Décidez de ce que vous voulez tirer de chaque cours en particulier. Est-ce un sujet que vous avez vraiment envie d’apprendre ? Voulez-vous faire en sorte que ce prof vous fasse une lettre de recommandation ? Est-ce un cours obligatoire que vous devez suivre mais qui autrement ne vous intéresse pas ?

Mes objectifs pour chaque cours déterminaient le nombre de fois où je venais, le fait que j’étais assis devant ou au fond, mon niveau de participation, et le genre de relation que je cherchais à établir avec le professeur.

Pour certains cours je voulais maîtriser ce qu’on apprenait. Pour d’autres je voulais simplement un A. Et pour d’autres je voulais obtenir de brillantes lettres de recommandation de professeurs enthousiastes dont la langue maternelle était l’anglais (pour que les lettres soient bien lisibles et positives).

Ma maman a été professeur de maths à l’université pendant des dizaines d’années. À la maison elle faisait des commentaires à propos d’étudiants qu’elle connaissait à peine et qui lui demandaient des lettres de recommandation. De nombreuses fois elle a du refuser simplement parce qu’elle n’avait rien de positif à dire dans la lettre. D’un autre côté, elle était heureuse de soutenir les étudiants qui avaient fait de réels efforts.

La plupart des profs veulent vous aider, mais vous devez leur laisser voir vos forces. Même si vous n’obtenez pas un A dans un cours en particulier, vous pouvez quand même donner pleinement matière au professeur pour recevoir une bonne lettre de recommandation si vous participez activement et que vous êtes respectueux envers lui ou elle.

L’idée n’est pas de manipuler vos professeurs pour qu’ils mentent à votre profit. La vérité est simplement que la qualité d’une lettre de recommandation dépend au final du respect que vous porte un professeur. Ne vous mettez pas dans la situation désespérée de devoir demander une lettre de recommandation à un professeur qui ne se souvient même pas de vous – ou pire, qui a une mauvaise opinion de vous. Assurez votre succès à l’avance.

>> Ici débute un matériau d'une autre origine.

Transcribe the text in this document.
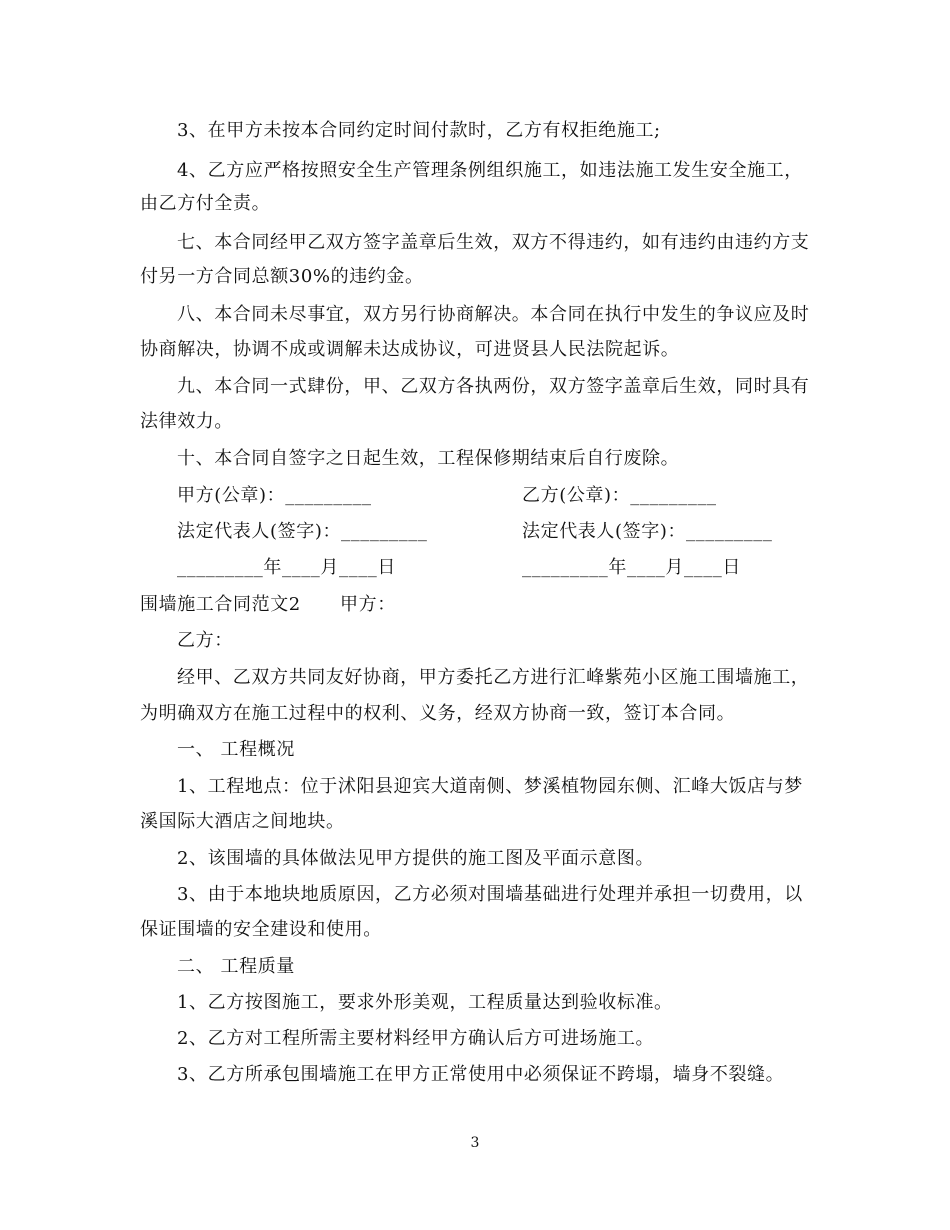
3、在甲方未按本合同约定时间付款时，乙方有权拒绝施工;
4、乙方应严格按照安全生产管理条例组织施工，如违法施工发生安全施工，
由乙方付全责。
七、本合同经甲乙双方签字盖章后生效，双方不得违约，如有违约由违约方支
付另一方合同总额30%的违约金。
八、本合同未尽事宜，双方另行协商解决。本合同在执行中发生的争议应及时
协商解决，协调不成或调解未达成协议，可进贤县人民法院起诉。
九、本合同一式肆份，甲、乙双方各执两份，双方签字盖章后生效，同时具有
法律效力。
十、本合同自签字之日起生效，工程保修期结束后自行废除。
甲方(公章)：_________	乙方(公章)：_________
法定代表人(签字)：_________	法定代表人(签字)：_________
_________年____月____日	_________年____月____日
围墙施工合同范文2 甲方：
乙方：
经甲、乙双方共同友好协商，甲方委托乙方进行汇峰紫苑小区施工围墙施工，
为明确双方在施工过程中的权利、义务，经双方协商一致，签订本合同。
一、 工程概况
1、工程地点：位于沭阳县迎宾大道南侧、梦溪植物园东侧、汇峰大饭店与梦
溪国际大酒店之间地块。
2、该围墙的具体做法见甲方提供的施工图及平面示意图。
3、由于本地块地质原因，乙方必须对围墙基础进行处理并承担一切费用，以
保证围墙的安全建设和使用。
二、 工程质量
1、乙方按图施工，要求外形美观，工程质量达到验收标准。
2、乙方对工程所需主要材料经甲方确认后方可进场施工。
3、乙方所承包围墙施工在甲方正常使用中必须保证不跨塌，墙身不裂缝。
3
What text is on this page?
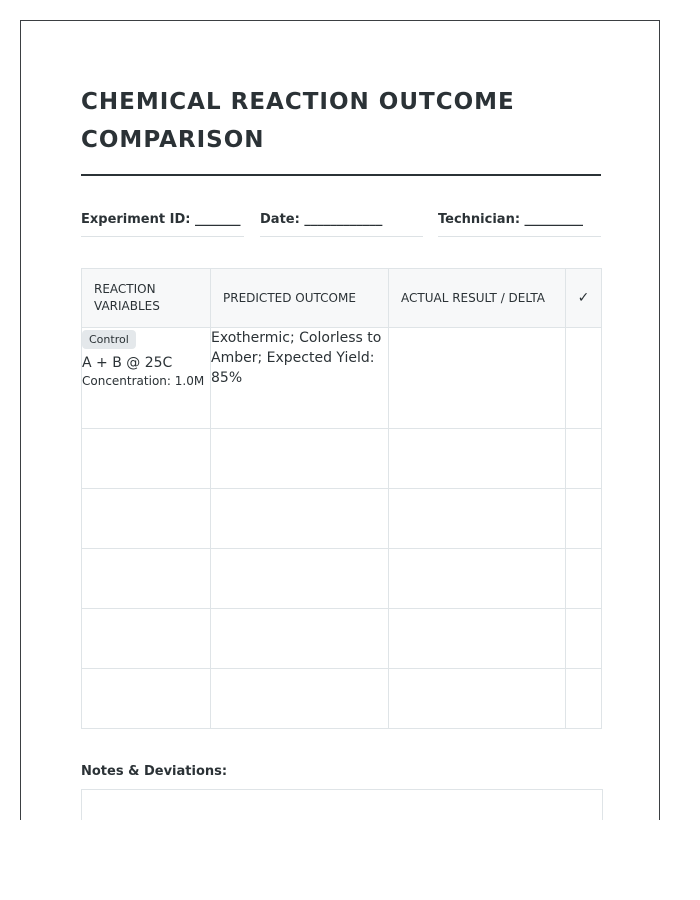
CHEMICAL REACTION OUTCOME COMPARISON
Experiment ID: _______ Date: ____________	Technician: _________
REACTION VARIABLES	PREDICTED OUTCOME	ACTUAL RESULT / DELTA	✓
Control
A + B @ 25C
Concentration: 1.0M	Exothermic; Colorless to Amber; Expected Yield: 85%		

Notes & Deviations:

Un de mes professeurs a appris mon emploi du temps universitaire dense et il a été intéressé par le fait d’apprendre comment je gérais cela. Nous avons eu une conversation sympa sur les techniques de gestion du temps. J’ai eu plusieurs cours de programmation avec ce professeur et j’ai obtenu de super notes dans tous. Je trouvais que c’était un excellent professeur, j’avais beaucoup de respect pour lui, et j’ai vraiment apprécié ses cours. Quand est venu le moment de lui demander une lettre de recommandation, il a écrit une des lettres les plus brillantes que je puisse imaginer (« meilleur étudiant que j’ai rencontré dans ma carrière », etc.).

D’un autre côté, j’ai eu certains professeurs qui étaient clairement nuls. J’ai souvent abandonné leurs cours et appris grâce au livre. Évidemment je n’ai pas cherché à ce qu’ils m’aident en cours de route.

Parfois vous allez atteindre vos objectifs ; parfois non. Même si vous faites de votre mieux, vous pourriez quand même ne pas y arriver. Vous pourriez rencontrer des professeurs qui sont injustes, paresseux, sexistes, racistes, ou incompétents d’une autre façon. Ma femme a eu un professeur ouvertement sexiste qui n’aurait jamais donné à une étudiante une note supérieure à B, peu importe son niveau de performance.

Il disait des choses comme, « Si vous êtes un homme, vous devrez travailler dur dans ce cours. Si vous êtes une femme, passez simplement à mon bureau après les cours. » Finalement, des plaintes pour harcèlement sexuel ont été déposées contre lui. Vous devrez choisir vos combats. Certains valent le coup de se battre, d’autres feront mieux d’être ignorés. Avoir des objectifs clairs vous aidera à décider quel position adopter.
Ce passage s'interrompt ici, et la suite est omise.